I had the occasion today to revisit the Rational Zeros Theorem. It took me all of one minute to realize that this was a great thing to express with APL. Here's the core idea of the Theorem:

*Given a polynomial with integer coefficients, the potential rational roots of the polynomial are of the form P / Q where P is a member of the factors of the coeffecient of the lowest degree term, and Q is a member of the factors of the coeffecient of the highest degree term, where P and Q can have either sign.*

This actually turns out to be pretty easy to express. The idea is to have an expression which generates a two row, N column matrix of numerators (first row) and denominators (second row), given the coeffecients of P represented as a Vector. Let's get started.

First, let's work out an expression to get the highest degree and lowest degree terms. I'm going to assume that P is sorted from highest to lowest degree. Then we can get the first and last coefficients with the following expression:

`⊃¨(⌽P)P `

So, the result of this expression will be a pair with the first element being the lowest degree coeffecient, and the second element being the highest degree coeffecient. Our set of possible numerators will come from the first element, and our possible denominators from the second element.

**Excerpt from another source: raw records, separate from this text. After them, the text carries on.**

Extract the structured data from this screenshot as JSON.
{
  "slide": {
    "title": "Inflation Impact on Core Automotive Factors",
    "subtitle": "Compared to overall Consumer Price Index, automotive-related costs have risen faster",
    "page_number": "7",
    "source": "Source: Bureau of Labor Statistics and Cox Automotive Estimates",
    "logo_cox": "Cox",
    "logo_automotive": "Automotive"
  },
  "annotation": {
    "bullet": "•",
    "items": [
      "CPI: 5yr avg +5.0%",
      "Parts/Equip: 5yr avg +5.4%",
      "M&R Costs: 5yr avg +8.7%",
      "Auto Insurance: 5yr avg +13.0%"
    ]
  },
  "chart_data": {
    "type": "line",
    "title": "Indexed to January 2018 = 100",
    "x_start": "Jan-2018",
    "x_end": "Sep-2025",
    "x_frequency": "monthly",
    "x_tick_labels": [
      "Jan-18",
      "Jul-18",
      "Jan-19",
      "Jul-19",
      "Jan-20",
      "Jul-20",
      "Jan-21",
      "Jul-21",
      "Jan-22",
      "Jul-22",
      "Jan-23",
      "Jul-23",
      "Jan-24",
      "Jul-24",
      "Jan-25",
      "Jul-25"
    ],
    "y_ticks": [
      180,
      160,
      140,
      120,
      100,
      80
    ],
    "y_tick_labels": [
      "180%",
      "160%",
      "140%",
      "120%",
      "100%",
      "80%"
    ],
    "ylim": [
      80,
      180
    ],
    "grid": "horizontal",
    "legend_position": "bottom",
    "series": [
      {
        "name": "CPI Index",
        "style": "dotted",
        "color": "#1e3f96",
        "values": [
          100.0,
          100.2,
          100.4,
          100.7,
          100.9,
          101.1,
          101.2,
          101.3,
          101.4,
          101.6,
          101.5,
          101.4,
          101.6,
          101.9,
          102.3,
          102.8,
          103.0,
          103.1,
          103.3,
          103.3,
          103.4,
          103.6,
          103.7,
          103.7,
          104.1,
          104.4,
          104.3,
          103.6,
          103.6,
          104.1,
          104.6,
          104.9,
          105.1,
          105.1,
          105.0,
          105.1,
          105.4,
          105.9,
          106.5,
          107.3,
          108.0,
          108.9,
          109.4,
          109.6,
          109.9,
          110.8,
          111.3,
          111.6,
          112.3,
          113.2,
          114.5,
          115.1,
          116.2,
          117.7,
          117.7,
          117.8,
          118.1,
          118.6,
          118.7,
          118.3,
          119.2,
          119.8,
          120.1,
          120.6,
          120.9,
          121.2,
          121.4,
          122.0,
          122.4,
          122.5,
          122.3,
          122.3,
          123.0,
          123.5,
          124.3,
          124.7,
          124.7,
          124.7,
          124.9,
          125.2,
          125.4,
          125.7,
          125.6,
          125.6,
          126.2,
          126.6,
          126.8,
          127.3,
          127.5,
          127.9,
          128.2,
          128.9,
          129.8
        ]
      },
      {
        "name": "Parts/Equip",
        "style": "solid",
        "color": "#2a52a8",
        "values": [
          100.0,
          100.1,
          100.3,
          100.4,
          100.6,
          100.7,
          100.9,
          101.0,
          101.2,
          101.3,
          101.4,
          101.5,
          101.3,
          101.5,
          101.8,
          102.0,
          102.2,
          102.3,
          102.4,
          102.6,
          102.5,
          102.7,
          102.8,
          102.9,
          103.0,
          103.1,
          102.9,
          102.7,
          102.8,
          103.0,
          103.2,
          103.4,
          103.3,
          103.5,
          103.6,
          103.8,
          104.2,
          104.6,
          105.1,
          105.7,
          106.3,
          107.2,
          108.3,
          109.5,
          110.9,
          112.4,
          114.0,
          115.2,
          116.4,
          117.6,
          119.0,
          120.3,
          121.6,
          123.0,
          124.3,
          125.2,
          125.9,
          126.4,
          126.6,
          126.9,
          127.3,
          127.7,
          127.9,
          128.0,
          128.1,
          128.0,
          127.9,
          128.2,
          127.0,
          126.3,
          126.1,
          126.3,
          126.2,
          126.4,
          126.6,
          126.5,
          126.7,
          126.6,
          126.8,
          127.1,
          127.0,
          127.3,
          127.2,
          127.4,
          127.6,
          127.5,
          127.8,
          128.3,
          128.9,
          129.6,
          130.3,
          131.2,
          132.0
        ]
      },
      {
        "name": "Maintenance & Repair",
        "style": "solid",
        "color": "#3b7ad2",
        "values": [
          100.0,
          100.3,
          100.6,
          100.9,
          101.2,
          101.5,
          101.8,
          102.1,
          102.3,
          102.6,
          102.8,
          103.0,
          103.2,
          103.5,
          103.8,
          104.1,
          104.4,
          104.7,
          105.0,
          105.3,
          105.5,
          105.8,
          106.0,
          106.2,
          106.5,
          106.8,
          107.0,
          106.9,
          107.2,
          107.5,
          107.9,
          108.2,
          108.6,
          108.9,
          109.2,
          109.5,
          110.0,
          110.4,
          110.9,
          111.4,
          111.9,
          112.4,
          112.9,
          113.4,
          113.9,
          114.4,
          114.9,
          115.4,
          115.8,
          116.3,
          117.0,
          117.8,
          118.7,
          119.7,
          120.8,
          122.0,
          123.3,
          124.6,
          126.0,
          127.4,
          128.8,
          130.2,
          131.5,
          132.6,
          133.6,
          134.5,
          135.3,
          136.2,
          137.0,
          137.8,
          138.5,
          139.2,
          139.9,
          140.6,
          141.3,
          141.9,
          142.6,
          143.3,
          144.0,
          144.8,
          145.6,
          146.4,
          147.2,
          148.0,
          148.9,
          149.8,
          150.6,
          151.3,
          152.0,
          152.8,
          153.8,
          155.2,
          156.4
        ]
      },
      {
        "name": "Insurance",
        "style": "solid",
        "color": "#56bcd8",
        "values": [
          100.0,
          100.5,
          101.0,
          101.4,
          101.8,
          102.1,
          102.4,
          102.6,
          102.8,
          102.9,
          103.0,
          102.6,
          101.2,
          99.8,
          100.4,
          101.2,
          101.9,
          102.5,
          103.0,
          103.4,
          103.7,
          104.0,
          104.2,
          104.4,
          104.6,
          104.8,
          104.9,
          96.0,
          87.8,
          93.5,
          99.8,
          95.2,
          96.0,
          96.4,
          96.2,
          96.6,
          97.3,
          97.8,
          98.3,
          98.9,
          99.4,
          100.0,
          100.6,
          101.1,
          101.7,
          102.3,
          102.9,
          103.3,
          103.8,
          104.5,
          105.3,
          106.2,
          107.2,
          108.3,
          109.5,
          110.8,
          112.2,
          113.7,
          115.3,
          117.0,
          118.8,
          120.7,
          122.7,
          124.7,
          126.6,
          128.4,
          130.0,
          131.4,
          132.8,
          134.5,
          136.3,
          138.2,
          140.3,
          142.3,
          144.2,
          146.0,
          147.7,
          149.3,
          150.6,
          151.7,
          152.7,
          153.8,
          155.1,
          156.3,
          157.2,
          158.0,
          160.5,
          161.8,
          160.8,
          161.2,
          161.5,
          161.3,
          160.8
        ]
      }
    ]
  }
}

Next, let's factor these numbers. We do this first by getting the magnitude of the values, without the sign.

`|⊃¨(⌽P)P `

Then we generate the intervals [1,N] for each of the numbers:

`1+⍳¨|⊃¨(⌽P)P `

This gives us a pair where the first element is the interval for the low degree coeffecient (LDC) and the second element the interval for the high degree coeffecient (HDC). We are going to want to use both of these values in the future, so let's give them names. I'll give the name X to the coeffecients, and Y to the intervals.

`Y←1+⍳¨|X←⊃¨(⌽P)P `

Now we can get the residue (remainder) of each of the numbers on the interval. When we have that, we can just look for the zeros in there, and this will tell use the numbers that divide our coeffecient. In the end we want a bitvector mask indicating what numbers in Y are factors.

`0=X|⍨Y←1+⍳¨|X←⊃¨(⌽P)P `

Finally, we can use this mask to filter out the appropriate values, and then the rationals are just the outer product pairs of those values, with a little more manipulation we can put them into the shape that we want after we take the outer product of them. The final expression looks like this:

`⍉↑,⊃∘.,/Y/⍨¨0=X|⍨Y←1+⍳¨|X←⊃¨(⌽P)P `

After this, we can do some standard reductions along the first axis with `÷`

to get the real values of those fractions if we wanted to do so. Another outer product with `1 ¯1`

on the real values would get the negative and positive versions of those values as well, giving us some test data that would could run to see which are the actual roots.